Le ministre des PME, du Commerce, de l'Artisanat et des Professions libérales, Renaud Dutreil, a consacré tout l'après-midi aux entrepreneurs alsaciens. Après avoir inauguré le hall de l'artisanat, à la Foire européenne, vitrine de leur savoir-faire, il a participé aux Assises régionales de l'artisanat, puis remis les insignes de la Légion d'honneur à Jean-Pierre Bechler et, enfin (lire ci-dessous), il a rejoint la plénière de la Chambre de commerce et d'industrie de Strasbourg.
Liste des avancées
Le ministre, mais également Alain Griset, le président de l'Assemblée permanence des chambres de métiers et de l'artisanat, ont dressé la liste des revendications qui ont été satisfaites : l'exonération des plus-values de cession « avec une fiscalité qui était confiscatoire », admet le ministre, le statut du conjoint-collaborateur, la protection de la résidence principale de l'artisan… Alain Griset a salué « l'Alsace, qui est la seule région de France où le junior apprentissage est soutenu financièrement par le conseil régional ». Renaud Dutreil a bien sûr été interpellé sur la qualification préalable à l'installation d'un artisan. Il a relevé l'action du préfet, le seul de France qui a décidé d'utiliser le droit local pour empêcher des implantations non fiables économiquement, mais a confié ses difficultés sur ce dossier : une étude montrerait que « les économistes estiment que les artisans, par leur corporatisme, empêchent des installations qui créeraient des emplois ». Même si lui juge que « le système ultralibéral ne peut s'appliquer dans le secteur des métiers ».
États généraux
Le ministre de tutelle a pu prendre connaissance des opinions des artisans telles qu'ils les ont exprimées, notamment lors des États généraux de novembre dernier à Horbourg-Wihr. Qu'ils sont fiers de leur métier (95 %) et seraient prêts à refaire le même parcours (63 %) ou à encourager un jeune. Mais ils regrettent de ne pas être assez entendus (84 %), et surtout déplorent les tracasseries administratives, la paperasserie, le poids des charges…

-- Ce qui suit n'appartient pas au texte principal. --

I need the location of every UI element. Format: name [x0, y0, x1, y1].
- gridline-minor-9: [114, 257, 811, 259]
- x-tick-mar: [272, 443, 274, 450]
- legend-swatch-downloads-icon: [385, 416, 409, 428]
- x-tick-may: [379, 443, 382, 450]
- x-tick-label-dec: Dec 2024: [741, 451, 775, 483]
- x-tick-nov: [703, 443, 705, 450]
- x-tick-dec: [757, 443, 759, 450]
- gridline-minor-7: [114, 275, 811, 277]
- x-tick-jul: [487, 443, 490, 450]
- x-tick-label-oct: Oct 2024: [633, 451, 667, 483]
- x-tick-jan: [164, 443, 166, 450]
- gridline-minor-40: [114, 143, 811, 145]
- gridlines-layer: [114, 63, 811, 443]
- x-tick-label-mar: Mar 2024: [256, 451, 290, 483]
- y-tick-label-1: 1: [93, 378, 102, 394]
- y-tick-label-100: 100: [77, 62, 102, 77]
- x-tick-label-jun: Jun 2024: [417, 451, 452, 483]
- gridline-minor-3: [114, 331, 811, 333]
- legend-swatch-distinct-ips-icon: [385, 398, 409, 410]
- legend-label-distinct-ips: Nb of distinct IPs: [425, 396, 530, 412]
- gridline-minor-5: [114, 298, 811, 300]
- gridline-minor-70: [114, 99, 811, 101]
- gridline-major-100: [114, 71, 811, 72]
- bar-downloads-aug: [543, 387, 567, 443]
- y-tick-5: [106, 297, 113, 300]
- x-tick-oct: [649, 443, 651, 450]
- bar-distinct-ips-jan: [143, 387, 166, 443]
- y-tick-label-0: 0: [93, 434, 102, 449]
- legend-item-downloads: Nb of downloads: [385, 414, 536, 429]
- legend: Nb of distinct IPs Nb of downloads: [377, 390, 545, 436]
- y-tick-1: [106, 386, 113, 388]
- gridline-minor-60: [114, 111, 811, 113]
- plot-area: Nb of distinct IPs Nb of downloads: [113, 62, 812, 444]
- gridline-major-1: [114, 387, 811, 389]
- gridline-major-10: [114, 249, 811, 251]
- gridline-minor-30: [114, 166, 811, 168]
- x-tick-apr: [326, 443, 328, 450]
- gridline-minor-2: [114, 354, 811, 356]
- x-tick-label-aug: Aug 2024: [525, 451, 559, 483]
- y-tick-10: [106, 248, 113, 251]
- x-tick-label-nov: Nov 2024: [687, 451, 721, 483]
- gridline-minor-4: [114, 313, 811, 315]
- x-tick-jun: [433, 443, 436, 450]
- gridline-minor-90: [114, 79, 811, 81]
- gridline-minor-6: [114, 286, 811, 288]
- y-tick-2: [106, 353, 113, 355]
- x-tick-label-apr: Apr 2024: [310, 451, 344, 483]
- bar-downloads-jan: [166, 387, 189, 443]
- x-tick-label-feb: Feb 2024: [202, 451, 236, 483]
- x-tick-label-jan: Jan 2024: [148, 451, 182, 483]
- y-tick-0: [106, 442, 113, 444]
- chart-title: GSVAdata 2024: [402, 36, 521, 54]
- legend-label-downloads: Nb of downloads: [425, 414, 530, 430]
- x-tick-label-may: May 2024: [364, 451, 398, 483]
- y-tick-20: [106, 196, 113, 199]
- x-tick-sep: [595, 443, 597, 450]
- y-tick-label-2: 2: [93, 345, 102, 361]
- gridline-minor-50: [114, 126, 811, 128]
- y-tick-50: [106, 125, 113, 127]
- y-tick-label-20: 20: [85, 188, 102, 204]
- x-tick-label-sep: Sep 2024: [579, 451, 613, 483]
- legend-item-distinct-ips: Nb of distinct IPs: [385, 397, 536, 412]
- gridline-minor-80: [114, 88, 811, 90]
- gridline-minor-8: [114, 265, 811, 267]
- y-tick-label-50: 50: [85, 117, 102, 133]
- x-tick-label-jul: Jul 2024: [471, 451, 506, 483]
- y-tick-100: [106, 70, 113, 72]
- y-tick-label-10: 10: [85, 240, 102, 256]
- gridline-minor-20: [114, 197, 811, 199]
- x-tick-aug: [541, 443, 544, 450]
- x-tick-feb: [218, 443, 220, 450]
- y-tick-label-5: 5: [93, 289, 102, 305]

Jean-Pierre Bechler à l'honneur
Le président de la Chambre de Métiers d'Alsace Bernard Stalter a ensuite introduit la cérémonie de remise des insignes de chevalier de la Légion d'honneur à Jean-Pierre Bechler. Il a présenté le président de la section colmarienne comme « un homme au franc parler, convivial, au coeur d'or, une figure incontournable de la boulangerie ». Renaud Dutreil a retracé la carrière de « cet altruiste qui a formé 62 apprentis, dans ses deux points de vente ». Il a rappelé qu'il avait effectué son apprentissage auprès de son père Armand et qu'il a obtenu ses deux brevets de maîtrise, boulangerie et pâtisserie, après son service militaire en 1970 et 1971, avant de reprendre l'affaire familiale en 1983. Jean-Pierre Bechler a reconnu qu'il était « particulièrement ému » et c'est avec une réelle émotion et au bord des larmes qu'il a associé sa femme et ses trois enfants, ses collaborateurs, ses amis… à cette médaille qui honore tout l'artisanat alsacien.